Le risque Huawei

PAR CHRISTIAN CAMPICHE

L’installation d’antennes relais dans le clocher des églises n’est pas une nouveauté. Avant l’apparition de la 5G, personne ne s’en souciait, ou presque. Mais aujourd’hui elle fait jaser. 

Dans le canton de Fribourg mais également d’autres régions de Suisse, des habitants des environs des lieux de prière s’inquiètent pour leur santé. A plusieurs reprises ils ont réussi à contraindre l’opérateur télécom à renoncer à son projet. Lausanne bouge aussi. Des paroissiens de la Basilique Notre-Dame du Valentin ont réalisé qu’une antenne 5G était programmée sur le clocher de l’édifice datant du 19e siècle. Ils se demandent s’il est opportun de faire appel à une technologie destinée certes à une utilisation honorable – la chirurgie à distance ou la voiture électrique – mais dont l’innocuité n’a pas encore été définitivement prouvée. Ils s’étonnent aussi du silence qui entoure l’enquête publique.

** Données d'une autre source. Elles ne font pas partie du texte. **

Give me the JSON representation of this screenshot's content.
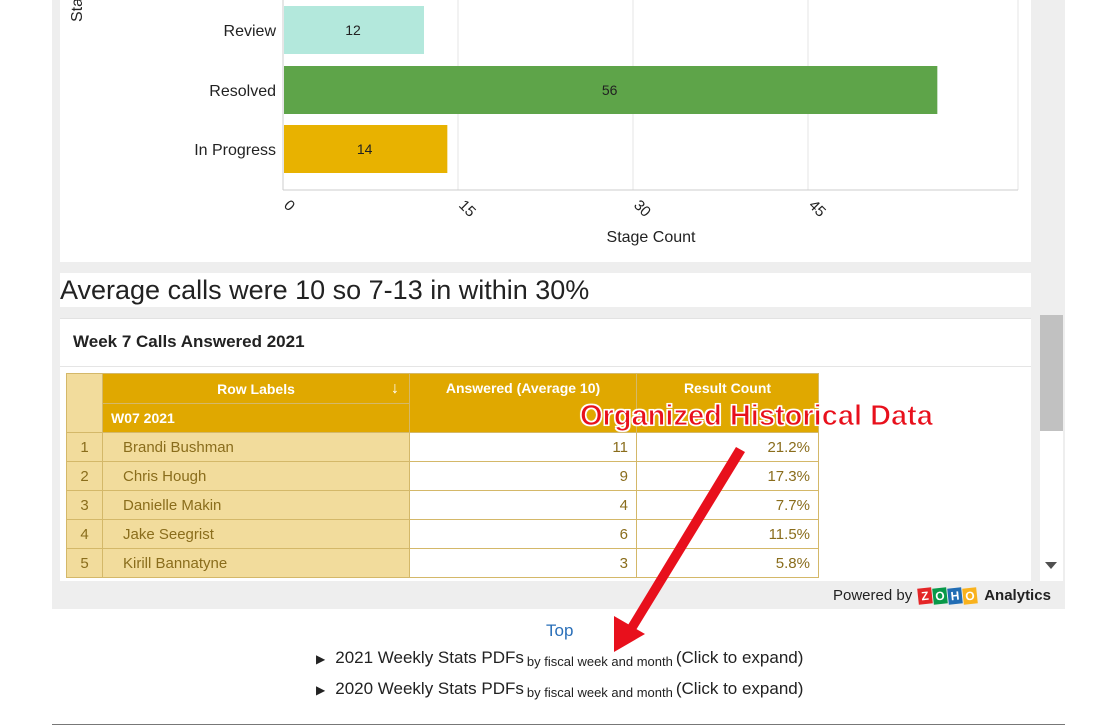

Des réticences qui n’empêchent pas les responsables de la paroisse, contactés par l’auteur de ces lignes, de faire confiance aux avis lénifiants des instances en charge de la santé de la population, OMS et Office fédéral de l’environnement en tête. On ose croire au moins que l’opérateur sera généreux en termes de rémunération, au vu de l’importance symbolique du bâtiment et de son emplacement au coeur de la métropole vaudoise.

Les conséquences de la 5G sur la santé monopolisent le débat mais cette inquiétude légitime élude bizarrement une autre question, en soi tout aussi importante. Elle est d’ordre politique et stratégique car les équipementiers télécoms ne sont pas légion. Ils se comptent sur les doigts de la main. Un aux Etats-Unis, deux en Europe, deux en Asie dont le Chinois Huawei. Ce dernier inspire de sérieuses craintes en raison des risques qu’une entité liée à un régime pratiquant la répression de minorités, la propagande anti-religieuse et la censure fait peser sur la sécurité nationale des démocraties. En cas de crise mondiale, rien ne garantit la protection contre un dysfonctionnement majeur que pourrait provoquer une simple manipulation du réseau de commande. Les pays anglo-saxons ont déjà fait leur choix. L’heureux élu ne sera en tout cas pas Huawei. Le Français Bouygues veut bien réfléchir à revoir sa collaboration déjà étroite avec le groupe chinois mais il demande une compensation sonnante et trébuchante. En Suisse, le deuxième opérateur du pays, Sunrise, convole sans état d’âme avec Huawei, contrairement au leader de la téléphonie Swisscom qui, prudent, soignerait plutôt l’option européenne offerte par le Suédois Ericsson.

Un flottement helvétique qui conduit à ne pas se gratter la tête pendant des heures pour comprendre ce que convoite Huawei sur les bords du Léman. L’équipementier vient de renforcer son antenne – c’est le cas de le dire – vaudoise en lui adjoignant un bureau à St-Sulpice, à deux pas de l’EPFL.